- Born: Martha Weiss de Csepel Nierenberg March 12, 1924
- Died: June 27, 2020 (aged 96)
- Known for: co-founder of Dansk International Designs

= Martha Nierenberg =

Hungarian-American businesswoman, merchant, and scientist (1924–2020)

Martha Nierenberg (March 12, 1924 - June 27, 2020) (known in full as Martha née Weiss de Csepel Nierenberg), was a Hungarian-born American businesswoman who co-founded Dansk International Designs.

== Early life and education ==
Nierenberg was born in Budapest on March 12, 1924, into one of Hungary's wealthiest families. She was the daughter of Alfonz Weiss de Csepel, who headed the Manfréd Weiss Steel and Metal Works and its foundation and Erzsbet Herzog Weiss de Csepel, a medical doctor who had studied psychiatry in Vienna with Anna Freud.

She had two brothers (John, 1936–2017) and a sister (Mary Radcliffe). Jewish by birth, Martha attended a Calvinist school, to focus on science and math, then enrolled in a science college in Budapest.

Her maternal grandfather, the banker Baron Mór Lipót Herzog (1869–1934), numbered among Europe's leading art and antiquities collectors. Her paternal grandfather, Manfred Weiss de Csepel, founded the Manfred Weiss Steel and Metal Works, Hungary's largest machine factory, employing 40,000 people once.

She evaded capture during the World War II by fleeing via Austria to Portugal in 1944. After more than a year there, she emigrated with her mother to the United States on 27 December 1946.

== Career ==
A scientist who spoke six languages, Martha received a Master of Science degree in biochemistry from Radcliffe College and conducted research at MIT and the Rockefeller Institute for Medical Research in Manhattan.

=== Founding of Dansk International Designs ===
On a trip to Europe in 1954, the Nierenbergs sought out products to manufacture in the U.S. for American consumers. At the Danish museum of arts and crafts—Kunsthandwaerkmuseet (today called the Danish Museum of Art & Design—Kunstindustrimuseet) they noted teak and stainless steel cutlery by Jens Quistgaard. The Nierenbergs recruited Quistgaard to manufacture the cutlery, which became Dansk Designs' first product, Fjord flatware. That same year, the Nierenbergs established Dansk in the garage of their Great Neck, New York, home, with Quistgaard as its founding designer.

== Personal ==
She met Theodore David Nierenberg (1923–2009), the owner of a metal finishing company, at the Broadway premiere of Guys and Dolls in 1950. They married in 1951, moved to Great Neck, on Long Island, and had four children – Lisa, Karin Weisburgh, Peter and Al. The family lived in Armonk from 1963 to 2013. In 1954, she and Nierenberg founded the Dansk Designs housewares company.

She died on June 27, 2020, in Rye, New York.

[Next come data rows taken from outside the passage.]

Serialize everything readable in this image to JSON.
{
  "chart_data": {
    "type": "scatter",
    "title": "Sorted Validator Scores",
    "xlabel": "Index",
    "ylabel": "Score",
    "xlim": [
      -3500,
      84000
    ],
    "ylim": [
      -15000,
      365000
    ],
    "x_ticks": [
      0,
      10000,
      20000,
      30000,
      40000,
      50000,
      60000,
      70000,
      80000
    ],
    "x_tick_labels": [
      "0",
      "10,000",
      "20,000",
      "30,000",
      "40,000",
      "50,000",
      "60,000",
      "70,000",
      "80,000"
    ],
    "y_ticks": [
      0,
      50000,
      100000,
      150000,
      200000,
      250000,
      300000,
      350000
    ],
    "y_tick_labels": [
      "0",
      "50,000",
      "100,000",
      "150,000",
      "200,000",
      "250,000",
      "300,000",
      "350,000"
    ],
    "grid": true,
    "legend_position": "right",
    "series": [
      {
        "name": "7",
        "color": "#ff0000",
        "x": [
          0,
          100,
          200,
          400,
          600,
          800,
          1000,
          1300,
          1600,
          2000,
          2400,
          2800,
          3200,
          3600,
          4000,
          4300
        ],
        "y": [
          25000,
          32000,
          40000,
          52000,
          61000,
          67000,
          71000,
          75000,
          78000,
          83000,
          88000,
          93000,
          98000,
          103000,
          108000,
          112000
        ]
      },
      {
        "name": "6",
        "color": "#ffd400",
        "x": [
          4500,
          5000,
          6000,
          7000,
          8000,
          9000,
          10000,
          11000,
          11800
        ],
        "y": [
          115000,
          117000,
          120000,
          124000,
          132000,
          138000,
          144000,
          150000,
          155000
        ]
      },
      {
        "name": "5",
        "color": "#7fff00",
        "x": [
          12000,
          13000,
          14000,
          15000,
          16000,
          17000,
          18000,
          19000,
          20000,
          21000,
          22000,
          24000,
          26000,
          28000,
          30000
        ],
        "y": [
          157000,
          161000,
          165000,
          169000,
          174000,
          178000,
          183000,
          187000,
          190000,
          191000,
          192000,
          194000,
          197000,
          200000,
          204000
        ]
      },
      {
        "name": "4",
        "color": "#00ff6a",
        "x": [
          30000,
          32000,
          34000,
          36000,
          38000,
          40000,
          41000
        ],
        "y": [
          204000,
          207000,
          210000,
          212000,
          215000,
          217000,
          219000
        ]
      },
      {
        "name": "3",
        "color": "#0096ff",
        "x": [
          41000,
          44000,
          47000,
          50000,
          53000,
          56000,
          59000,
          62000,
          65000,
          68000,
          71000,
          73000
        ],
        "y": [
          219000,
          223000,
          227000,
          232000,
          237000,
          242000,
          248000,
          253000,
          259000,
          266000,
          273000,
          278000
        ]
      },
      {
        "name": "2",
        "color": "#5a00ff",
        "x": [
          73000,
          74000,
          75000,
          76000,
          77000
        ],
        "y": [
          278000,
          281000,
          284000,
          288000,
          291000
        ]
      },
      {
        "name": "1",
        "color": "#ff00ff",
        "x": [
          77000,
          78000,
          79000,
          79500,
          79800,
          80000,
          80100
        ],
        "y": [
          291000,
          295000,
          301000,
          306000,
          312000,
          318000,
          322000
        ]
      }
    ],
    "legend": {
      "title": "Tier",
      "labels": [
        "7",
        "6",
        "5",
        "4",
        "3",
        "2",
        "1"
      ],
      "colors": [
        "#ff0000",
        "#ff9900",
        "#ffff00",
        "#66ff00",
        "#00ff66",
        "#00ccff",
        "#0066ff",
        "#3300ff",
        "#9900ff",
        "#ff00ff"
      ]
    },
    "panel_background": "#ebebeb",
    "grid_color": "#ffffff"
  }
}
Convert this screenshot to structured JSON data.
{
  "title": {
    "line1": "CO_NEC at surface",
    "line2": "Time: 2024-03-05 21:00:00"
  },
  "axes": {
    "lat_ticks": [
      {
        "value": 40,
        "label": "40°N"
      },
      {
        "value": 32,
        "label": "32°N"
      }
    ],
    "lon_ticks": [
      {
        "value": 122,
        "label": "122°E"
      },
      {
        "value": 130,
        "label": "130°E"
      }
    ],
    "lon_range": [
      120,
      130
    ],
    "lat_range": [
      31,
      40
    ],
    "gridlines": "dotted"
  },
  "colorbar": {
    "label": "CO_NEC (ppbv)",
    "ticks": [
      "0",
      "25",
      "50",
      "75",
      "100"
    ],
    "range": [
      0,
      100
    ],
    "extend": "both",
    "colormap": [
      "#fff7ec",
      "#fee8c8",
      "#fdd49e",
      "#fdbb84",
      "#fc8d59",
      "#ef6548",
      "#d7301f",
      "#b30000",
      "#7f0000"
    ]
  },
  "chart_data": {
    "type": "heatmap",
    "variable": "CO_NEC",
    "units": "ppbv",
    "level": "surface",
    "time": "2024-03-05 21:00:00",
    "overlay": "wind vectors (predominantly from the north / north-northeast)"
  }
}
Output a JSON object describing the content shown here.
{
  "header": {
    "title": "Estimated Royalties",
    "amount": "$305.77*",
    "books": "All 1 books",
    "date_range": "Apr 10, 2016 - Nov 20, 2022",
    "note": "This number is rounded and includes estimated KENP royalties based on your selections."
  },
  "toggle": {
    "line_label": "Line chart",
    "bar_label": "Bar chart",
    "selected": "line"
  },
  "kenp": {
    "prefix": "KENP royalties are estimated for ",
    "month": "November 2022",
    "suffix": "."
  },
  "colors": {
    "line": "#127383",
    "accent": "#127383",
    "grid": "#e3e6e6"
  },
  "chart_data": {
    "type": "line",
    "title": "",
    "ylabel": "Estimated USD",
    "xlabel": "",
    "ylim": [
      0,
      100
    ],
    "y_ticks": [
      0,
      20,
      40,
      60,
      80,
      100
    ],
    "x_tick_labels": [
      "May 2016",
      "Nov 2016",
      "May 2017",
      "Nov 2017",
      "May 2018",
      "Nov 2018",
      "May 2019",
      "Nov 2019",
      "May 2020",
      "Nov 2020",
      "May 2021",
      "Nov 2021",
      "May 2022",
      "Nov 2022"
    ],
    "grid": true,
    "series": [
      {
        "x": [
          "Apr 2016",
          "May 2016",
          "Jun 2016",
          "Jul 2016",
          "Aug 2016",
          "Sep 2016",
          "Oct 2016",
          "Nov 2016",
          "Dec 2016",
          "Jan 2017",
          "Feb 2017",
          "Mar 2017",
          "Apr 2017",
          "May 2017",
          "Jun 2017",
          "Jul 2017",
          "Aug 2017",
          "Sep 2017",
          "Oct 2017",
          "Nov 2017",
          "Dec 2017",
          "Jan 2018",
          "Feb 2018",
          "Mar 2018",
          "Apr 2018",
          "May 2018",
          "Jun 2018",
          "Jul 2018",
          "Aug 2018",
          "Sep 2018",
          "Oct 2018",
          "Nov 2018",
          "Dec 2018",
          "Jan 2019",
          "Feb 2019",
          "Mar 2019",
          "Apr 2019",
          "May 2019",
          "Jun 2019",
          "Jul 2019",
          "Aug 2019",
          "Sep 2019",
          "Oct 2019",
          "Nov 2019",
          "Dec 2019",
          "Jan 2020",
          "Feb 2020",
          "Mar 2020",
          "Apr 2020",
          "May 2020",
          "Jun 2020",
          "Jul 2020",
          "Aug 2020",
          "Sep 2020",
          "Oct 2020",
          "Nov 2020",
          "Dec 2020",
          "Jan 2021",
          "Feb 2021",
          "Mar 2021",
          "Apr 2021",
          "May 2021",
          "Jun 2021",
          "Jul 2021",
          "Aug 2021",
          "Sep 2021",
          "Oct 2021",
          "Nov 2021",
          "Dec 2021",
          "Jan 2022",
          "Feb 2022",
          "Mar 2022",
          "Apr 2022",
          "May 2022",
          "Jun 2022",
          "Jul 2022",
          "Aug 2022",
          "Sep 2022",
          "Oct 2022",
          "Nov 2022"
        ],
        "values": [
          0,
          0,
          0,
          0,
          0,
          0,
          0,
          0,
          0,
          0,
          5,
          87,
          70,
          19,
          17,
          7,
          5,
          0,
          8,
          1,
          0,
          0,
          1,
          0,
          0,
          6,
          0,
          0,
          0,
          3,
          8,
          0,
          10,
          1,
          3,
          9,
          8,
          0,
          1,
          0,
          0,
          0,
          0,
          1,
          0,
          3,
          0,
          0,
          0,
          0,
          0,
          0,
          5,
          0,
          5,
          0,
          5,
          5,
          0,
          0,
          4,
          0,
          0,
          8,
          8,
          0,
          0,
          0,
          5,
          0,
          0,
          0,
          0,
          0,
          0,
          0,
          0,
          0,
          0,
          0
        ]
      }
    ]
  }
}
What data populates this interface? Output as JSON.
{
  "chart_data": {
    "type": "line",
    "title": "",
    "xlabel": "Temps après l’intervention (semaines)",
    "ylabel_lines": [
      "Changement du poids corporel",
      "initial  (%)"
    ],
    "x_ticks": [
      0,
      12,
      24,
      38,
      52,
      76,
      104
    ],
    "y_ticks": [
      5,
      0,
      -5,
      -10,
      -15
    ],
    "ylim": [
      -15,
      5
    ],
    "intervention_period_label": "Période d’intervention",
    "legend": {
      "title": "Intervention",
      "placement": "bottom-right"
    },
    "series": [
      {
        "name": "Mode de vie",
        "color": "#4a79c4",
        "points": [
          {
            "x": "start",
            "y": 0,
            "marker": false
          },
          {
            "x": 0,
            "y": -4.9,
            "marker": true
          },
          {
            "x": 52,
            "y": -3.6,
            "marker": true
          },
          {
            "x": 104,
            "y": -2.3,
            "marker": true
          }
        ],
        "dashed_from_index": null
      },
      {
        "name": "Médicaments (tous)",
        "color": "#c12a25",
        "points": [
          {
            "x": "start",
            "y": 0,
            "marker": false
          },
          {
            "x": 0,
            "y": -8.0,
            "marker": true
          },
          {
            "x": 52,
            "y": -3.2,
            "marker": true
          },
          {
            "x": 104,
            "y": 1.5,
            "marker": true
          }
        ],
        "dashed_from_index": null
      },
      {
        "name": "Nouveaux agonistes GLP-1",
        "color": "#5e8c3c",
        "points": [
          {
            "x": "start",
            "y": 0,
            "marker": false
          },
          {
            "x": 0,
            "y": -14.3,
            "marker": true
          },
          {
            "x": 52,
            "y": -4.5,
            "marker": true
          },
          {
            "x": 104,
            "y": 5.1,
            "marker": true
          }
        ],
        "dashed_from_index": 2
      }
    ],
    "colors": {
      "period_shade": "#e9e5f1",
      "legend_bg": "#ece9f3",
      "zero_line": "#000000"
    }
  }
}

== Claims for restitution of art ==
In 1995 Nierenberg commenced a decades-long Holocaust art restitution battle with the Republic of Hungary that would count as one of the highest-value cases ever pursued by a single family. Among the 44 paintings Hungary has refused to return are four works by El Greco, and others by Zurbarán, Velázquez, Corot, Courbet, and Lucas Cranach the Elder. Nierenberg's trustee, her granddaughter Robin Bunevich, estimated the collection to be worth $100 million.
in 2010, Nierenberg's nephew, David, with funding from the billionaire philanthropist Ronald S. Lauder, filed suit in United States District Court for the District of Columbia. In June 2017, Judge Tatel found the Foreign Sovereign Immunities Act did not prevent the survivors of a Holocaust victim from suing to recover art stolen by Nazi plunderers, over the partial dissent of Senior Judge A. Raymond Randolph. In 2017, the U.S. Supreme Court declined to hear the case.